One big unanswered question is when the fraudulent sales began. An initial review that the auditing firm PwC conducted for Wells Fargo looked back only as far as 2011. Wells later pledged to extend that review back to 2009. But there are allegations of misconduct as far back as 2005, when Kovacevich was still CEO.

Another key question is how many Wells employees were fired because they failed to meet their sales quotas.

The company hasn't said. But Jonathan Delshad, an attorney who brought a class action against Wells on behalf of former employees, said that more than 600 people have asked to be part of the case, alleging that they were either fired or suffered another adverse employment action after failing to meet their numbers.

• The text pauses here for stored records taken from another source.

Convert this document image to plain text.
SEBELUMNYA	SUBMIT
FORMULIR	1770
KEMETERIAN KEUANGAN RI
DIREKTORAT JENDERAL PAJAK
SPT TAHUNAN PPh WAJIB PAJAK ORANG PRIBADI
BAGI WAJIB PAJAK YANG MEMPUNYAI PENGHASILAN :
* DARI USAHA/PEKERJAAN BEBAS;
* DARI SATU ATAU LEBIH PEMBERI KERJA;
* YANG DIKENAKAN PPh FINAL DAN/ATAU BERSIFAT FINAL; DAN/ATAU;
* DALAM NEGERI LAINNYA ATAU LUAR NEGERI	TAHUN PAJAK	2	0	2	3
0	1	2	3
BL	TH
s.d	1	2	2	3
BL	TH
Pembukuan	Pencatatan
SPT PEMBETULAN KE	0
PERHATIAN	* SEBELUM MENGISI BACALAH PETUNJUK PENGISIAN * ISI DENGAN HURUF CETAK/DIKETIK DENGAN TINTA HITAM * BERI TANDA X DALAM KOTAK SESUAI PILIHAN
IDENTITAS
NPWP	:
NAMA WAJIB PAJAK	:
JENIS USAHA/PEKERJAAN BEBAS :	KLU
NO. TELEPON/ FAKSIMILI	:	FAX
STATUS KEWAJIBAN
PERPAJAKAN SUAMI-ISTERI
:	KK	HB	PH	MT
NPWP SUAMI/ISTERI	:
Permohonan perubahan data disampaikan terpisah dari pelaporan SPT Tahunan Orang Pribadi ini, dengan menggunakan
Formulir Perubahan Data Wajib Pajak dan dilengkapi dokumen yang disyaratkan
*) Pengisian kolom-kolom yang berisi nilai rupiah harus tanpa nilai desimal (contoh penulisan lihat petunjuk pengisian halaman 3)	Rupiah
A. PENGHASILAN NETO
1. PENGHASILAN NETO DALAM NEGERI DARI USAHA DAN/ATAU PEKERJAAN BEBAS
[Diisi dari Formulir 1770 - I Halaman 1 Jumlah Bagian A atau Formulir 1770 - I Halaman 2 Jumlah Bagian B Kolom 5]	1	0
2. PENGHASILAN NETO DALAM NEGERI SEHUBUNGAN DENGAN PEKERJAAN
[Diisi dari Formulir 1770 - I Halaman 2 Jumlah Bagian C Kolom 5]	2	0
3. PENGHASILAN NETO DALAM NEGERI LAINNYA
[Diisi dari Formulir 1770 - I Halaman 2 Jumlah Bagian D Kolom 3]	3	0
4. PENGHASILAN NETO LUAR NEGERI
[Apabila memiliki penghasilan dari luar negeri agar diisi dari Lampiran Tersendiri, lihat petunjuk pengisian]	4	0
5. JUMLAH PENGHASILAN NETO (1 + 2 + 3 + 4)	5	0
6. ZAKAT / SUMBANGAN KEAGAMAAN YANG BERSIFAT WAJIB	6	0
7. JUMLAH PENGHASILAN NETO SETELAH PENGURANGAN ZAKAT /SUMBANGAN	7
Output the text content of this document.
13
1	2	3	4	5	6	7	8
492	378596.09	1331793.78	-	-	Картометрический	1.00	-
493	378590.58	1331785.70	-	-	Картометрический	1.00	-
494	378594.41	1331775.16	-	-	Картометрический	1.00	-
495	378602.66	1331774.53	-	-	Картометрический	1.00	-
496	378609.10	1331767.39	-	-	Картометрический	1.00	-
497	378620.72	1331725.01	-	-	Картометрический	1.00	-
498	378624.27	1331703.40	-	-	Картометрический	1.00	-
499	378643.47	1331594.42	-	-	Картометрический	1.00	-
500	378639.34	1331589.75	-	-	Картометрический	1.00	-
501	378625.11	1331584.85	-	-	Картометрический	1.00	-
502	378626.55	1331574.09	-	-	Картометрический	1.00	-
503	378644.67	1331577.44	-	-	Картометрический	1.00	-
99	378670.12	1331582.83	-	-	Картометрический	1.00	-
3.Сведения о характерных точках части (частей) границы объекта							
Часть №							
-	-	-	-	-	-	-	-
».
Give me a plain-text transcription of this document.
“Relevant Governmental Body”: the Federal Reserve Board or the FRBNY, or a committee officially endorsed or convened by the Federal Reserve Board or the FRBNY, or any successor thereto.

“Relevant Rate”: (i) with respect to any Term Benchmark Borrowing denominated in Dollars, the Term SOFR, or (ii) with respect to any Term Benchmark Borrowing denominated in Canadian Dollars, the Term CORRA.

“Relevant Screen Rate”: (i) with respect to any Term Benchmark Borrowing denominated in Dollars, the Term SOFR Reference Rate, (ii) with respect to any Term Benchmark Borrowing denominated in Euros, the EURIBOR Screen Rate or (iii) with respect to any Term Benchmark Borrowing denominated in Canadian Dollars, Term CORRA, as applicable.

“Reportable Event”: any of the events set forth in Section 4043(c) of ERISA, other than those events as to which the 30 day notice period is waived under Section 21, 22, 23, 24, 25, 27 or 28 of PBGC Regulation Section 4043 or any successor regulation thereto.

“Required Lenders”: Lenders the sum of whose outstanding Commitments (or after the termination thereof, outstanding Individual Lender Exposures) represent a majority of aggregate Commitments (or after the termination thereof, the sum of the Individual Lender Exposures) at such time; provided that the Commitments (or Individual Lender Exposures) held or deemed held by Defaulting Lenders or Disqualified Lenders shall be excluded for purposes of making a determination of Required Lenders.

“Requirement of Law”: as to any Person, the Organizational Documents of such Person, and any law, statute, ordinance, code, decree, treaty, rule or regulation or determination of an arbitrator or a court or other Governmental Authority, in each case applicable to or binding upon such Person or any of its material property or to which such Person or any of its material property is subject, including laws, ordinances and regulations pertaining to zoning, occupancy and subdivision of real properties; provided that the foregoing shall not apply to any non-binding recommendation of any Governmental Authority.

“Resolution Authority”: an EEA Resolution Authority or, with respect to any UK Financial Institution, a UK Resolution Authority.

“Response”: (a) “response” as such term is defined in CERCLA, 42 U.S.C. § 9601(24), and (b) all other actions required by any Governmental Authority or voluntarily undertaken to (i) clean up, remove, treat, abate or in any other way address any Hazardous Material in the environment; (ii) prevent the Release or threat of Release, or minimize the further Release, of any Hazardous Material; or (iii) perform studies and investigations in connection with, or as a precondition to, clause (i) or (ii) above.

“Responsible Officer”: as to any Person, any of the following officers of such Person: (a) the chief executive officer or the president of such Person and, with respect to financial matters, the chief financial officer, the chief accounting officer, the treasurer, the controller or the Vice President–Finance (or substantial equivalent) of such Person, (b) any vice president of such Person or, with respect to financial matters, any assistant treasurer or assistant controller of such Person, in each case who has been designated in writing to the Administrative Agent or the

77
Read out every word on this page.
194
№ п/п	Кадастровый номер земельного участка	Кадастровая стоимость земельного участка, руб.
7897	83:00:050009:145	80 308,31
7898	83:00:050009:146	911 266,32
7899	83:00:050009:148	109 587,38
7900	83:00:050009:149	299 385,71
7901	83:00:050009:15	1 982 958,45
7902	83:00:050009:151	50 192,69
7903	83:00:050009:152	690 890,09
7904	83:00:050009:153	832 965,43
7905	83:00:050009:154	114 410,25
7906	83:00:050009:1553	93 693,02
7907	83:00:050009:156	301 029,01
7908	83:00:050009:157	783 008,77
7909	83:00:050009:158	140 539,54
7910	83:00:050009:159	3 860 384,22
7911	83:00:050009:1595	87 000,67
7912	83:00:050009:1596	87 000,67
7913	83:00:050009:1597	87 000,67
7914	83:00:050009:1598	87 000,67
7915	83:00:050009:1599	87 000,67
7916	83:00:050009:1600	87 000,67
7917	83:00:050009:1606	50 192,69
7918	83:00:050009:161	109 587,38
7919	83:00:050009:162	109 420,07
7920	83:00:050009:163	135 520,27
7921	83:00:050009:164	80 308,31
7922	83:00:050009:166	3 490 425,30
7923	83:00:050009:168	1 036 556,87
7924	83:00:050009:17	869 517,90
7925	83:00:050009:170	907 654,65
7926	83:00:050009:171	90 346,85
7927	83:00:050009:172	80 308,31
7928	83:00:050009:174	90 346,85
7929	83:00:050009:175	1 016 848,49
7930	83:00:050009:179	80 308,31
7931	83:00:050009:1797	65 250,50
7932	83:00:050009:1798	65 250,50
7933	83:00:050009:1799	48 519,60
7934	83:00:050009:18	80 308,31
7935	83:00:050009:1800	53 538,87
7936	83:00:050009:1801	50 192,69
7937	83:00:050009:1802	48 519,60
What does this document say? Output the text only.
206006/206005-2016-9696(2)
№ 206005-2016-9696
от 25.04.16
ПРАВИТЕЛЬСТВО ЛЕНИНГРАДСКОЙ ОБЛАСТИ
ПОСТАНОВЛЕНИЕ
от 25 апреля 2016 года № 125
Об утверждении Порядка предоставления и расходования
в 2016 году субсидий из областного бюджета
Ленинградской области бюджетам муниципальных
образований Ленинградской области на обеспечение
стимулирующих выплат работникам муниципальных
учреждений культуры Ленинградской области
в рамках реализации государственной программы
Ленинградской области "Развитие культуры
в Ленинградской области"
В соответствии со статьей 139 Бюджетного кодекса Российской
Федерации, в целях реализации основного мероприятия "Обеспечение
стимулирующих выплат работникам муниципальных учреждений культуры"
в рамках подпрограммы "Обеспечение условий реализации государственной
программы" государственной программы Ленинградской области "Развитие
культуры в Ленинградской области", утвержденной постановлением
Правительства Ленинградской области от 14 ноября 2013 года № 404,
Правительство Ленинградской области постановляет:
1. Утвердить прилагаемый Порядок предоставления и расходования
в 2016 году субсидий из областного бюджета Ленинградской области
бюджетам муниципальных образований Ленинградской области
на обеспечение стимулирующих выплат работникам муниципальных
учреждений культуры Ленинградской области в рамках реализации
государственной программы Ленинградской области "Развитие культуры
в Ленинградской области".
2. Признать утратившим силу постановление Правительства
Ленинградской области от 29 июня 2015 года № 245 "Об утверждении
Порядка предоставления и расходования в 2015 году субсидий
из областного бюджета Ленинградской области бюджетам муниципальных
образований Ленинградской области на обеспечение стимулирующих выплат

Wells Fargo told American Banker that if any former employee has concerns about their termination, the company wants to hear from them. Wells said that it has created a dedicated human resources team for eligible former employees who want to rejoin the company.

The company also said: "Wells Fargo works hard to foster a culture that is centered on doing what is right for our customers and exhibiting high ethical standards and integrity, and the vast majority of our team members serve our customers' best interests every day in every interaction. We do not tolerate retaliation against team members who report their concerns."

Since Stumpf's departure, the company has been projecting a public tone that is more introspective and apologetic than it did initially. Television ads this fall featured a narrator who said, "Wells Fargo is making changes to make things right."

During a speech to Wells employees in late October, Sloan said: "There are things that need to be fixed within our culture. There are weaknesses within it that we must change."

"I think it all begins with understanding where things broke down, and where we failed — as a culture, a company and as leaders. And, honestly, we are still on the journey of figuring all of that out," he added.

Cultural change figures to be slow and difficult in a company that has 269,000 employees, especially since Wells Fargo's cross-sell strategy has such deep roots. Recent allegations that Wells employees also made unauthorized life insurance sales underscore the extent of the challenge.

"Words are easy," said Beck, the industry consultant who found customers dissatisfied with Wells' sales tactics back in 2011. "Actions will tell us actually whether the organization is going to change."